All I can say concisely is try rereading my prior post, as it refutes your reply. Each of the points of your reply were already refuted in the prior post of mine. I guess I would need to expound, but for those who are smart enough, I don't need to expound. I have already stated.
For example, "right often enough" totally ignores the point I made about no one can know what is right, except for themself and even then they really don't know what is right for themself either. They simply made a choice with tradeoffs and impacts. Refer upthread (or the linked related thread) to where I mentioned that infinite shapes tested for interlocking fitness wouldn't be superior to each other, just different.
Life doesn't have a "correct" or "right" result, except to become more diverse.

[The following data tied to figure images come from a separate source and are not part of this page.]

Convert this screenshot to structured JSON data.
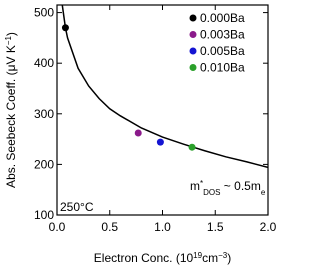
{
  "chart_data": {
    "type": "scatter",
    "xlabel": [
      "Electron Conc. (10",
      "19",
      "cm",
      "−3",
      ")"
    ],
    "ylabel": [
      "Abs. Seebeck Coeff. (μV K",
      "−1",
      ")"
    ],
    "xlim": [
      0,
      2
    ],
    "ylim": [
      100,
      515
    ],
    "xticks": [
      {
        "value": 0,
        "label": "0.0"
      },
      {
        "value": 0.5,
        "label": "0.5"
      },
      {
        "value": 1,
        "label": "1.0"
      },
      {
        "value": 1.5,
        "label": "1.5"
      },
      {
        "value": 2,
        "label": "2.0"
      }
    ],
    "yticks": [
      100,
      200,
      300,
      400,
      500
    ],
    "series": [
      {
        "name": "0.000Ba",
        "color": "#000000",
        "x": [
          0.08
        ],
        "values": [
          470
        ]
      },
      {
        "name": "0.003Ba",
        "color": "#8b1a8b",
        "x": [
          0.77
        ],
        "values": [
          262
        ]
      },
      {
        "name": "0.005Ba",
        "color": "#1414d2",
        "x": [
          0.98
        ],
        "values": [
          244
        ]
      },
      {
        "name": "0.010Ba",
        "color": "#2aa02a",
        "x": [
          1.28
        ],
        "values": [
          234
        ]
      }
    ],
    "curve": {
      "color": "#000000",
      "x": [
        0.05,
        0.08,
        0.1,
        0.2,
        0.3,
        0.4,
        0.5,
        0.6,
        0.8,
        1.0,
        1.2,
        1.4,
        1.6,
        1.8,
        2.0
      ],
      "values": [
        515,
        470,
        450,
        390,
        355,
        330,
        310,
        296,
        272,
        254,
        240,
        227,
        215,
        205,
        194
      ]
    },
    "annotations": [
      {
        "text": [
          "m",
          "*",
          "DOS",
          " ~ 0.5m",
          "e"
        ]
      },
      {
        "text": [
          "250°C"
        ]
      }
    ],
    "legend": "upper right"
  }
}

If there was a metric for "correct" or "right", then the present and past would collapse into a single point in time and you would not exist (you would be disconnected from the universe of chance). Even if that was only locally for you (your local coherence). And it has global coherence, then the present and past for the universe would collapse into a single point in time and the entire universe wouldn't exist (because there would not be any change that isn't already known, i.e. no chance, no probabilities, and ZERO ENTROPY).
There isn't an universal "best outcome", but there are outcomes that are the best of all predicted possibilities for a single individual or group. Machines can be made to calculate the inputs required for such a best outcome, and those that calculate the moves for the best outcome for themselves, and perform those moves, in the long term will be the ones that survive all others; so those are gonna be Humanity's competitors, if there is still any humans left by that point.
Evolution doesn't care about perfection, anything that is good enough keeps going (as long as it remains good enough). Even in the absence of any external evolutionary pressure, the pressure for self-reproduction emerges by the simple fact that patterns that don't perpetuate themselves cease to be.
In other words, machines don't need to be perfect, they just need to be better than humans for there to be reason for concern.
They might not be the last new form of life the planet will see; but the odds are big that they'll be the last one humans will (if post-singularity AIs are ever created, of course).
I think you're underestimating what it means to think better than humans. Perhaps, ironically, because you believe you do. Lemme put it another way, even if that was the case, the difference is you can't improve your mind as efficiently as a post-singularity AI would be able to; if one was created right now, you would be left behind by at least a few orders of magnitude in the blink of an eye.